Twenty-eight green turtles were captured during the two sampling trips (BH, n=13; SF, n=15). All turtles were classified as juveniles. The SCL, CCL, and BW of captured turtles indicated that they were significantly different between the two foraging grounds (Table 1). Turtles in SF were slightly larger than those in BH (Fig. 2).
Turtle health assessment
The BCI was not significantly different between sites (Table 1). One of the turtles at BH was reported with FP tumors; however, no biochemical parameters demonstrated an indication of clinical abnormality, so this turtle was reported throughout the paper with the larger sample group of non-FP turtles. None of the turtles at SF exhibited FP. No leeches, barnacles, or other parasites were visually present on any of the individuals captured.

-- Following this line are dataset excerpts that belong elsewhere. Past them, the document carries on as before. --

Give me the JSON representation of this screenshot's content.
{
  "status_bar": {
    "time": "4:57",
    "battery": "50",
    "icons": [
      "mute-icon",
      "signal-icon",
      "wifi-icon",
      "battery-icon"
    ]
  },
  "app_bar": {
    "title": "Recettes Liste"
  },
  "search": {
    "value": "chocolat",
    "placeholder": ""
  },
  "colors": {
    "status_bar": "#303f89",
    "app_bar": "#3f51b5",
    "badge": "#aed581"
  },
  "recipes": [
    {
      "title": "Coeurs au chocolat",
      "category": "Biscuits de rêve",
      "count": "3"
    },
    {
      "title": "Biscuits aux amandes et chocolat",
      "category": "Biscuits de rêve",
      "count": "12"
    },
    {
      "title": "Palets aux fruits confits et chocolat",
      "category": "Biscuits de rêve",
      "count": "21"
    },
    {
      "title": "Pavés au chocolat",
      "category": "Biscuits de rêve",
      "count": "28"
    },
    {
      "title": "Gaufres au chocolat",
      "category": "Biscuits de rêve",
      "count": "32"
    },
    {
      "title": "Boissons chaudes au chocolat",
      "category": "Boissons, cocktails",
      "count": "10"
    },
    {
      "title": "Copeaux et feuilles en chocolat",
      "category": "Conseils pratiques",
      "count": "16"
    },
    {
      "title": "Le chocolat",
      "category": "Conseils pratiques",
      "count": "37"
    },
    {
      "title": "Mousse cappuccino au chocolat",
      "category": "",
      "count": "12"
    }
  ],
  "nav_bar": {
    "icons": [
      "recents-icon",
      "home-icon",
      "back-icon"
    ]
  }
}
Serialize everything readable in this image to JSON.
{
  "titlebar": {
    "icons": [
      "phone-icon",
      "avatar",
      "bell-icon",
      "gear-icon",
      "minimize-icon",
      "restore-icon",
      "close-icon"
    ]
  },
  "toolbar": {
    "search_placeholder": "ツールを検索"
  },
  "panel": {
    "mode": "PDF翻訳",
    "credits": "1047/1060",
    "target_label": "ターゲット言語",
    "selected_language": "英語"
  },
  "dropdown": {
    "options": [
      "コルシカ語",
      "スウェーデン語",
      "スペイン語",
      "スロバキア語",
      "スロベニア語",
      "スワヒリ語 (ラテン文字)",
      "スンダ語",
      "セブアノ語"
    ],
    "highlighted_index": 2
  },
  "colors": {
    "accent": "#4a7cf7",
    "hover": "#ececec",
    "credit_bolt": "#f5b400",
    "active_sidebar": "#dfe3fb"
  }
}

Turtle plasma biochemistry
Summary information for eleven plasma analytes of interest is presented in Table 1, and all 21 measured analytes are reported in Supplementary Materials (Table S2). Significant differences between BH and SF were found for AST, cholesterol, phosphorus, total protein, and triglycerides (Table 1). Individual plasma profiles were compared to published reference ranges of clinically stable green turtles (Flint et al. 2010) and are presented in Supplementary Materials (Table S3). All individuals were clinically stable based on comparison to reference intervals, but 11/28 turtles (2/13 turtles from BH; 9/15 turtles from SF) were under excretory compromise due to elevated levels of ALP, CK, calcium, and uric acid (Table S3).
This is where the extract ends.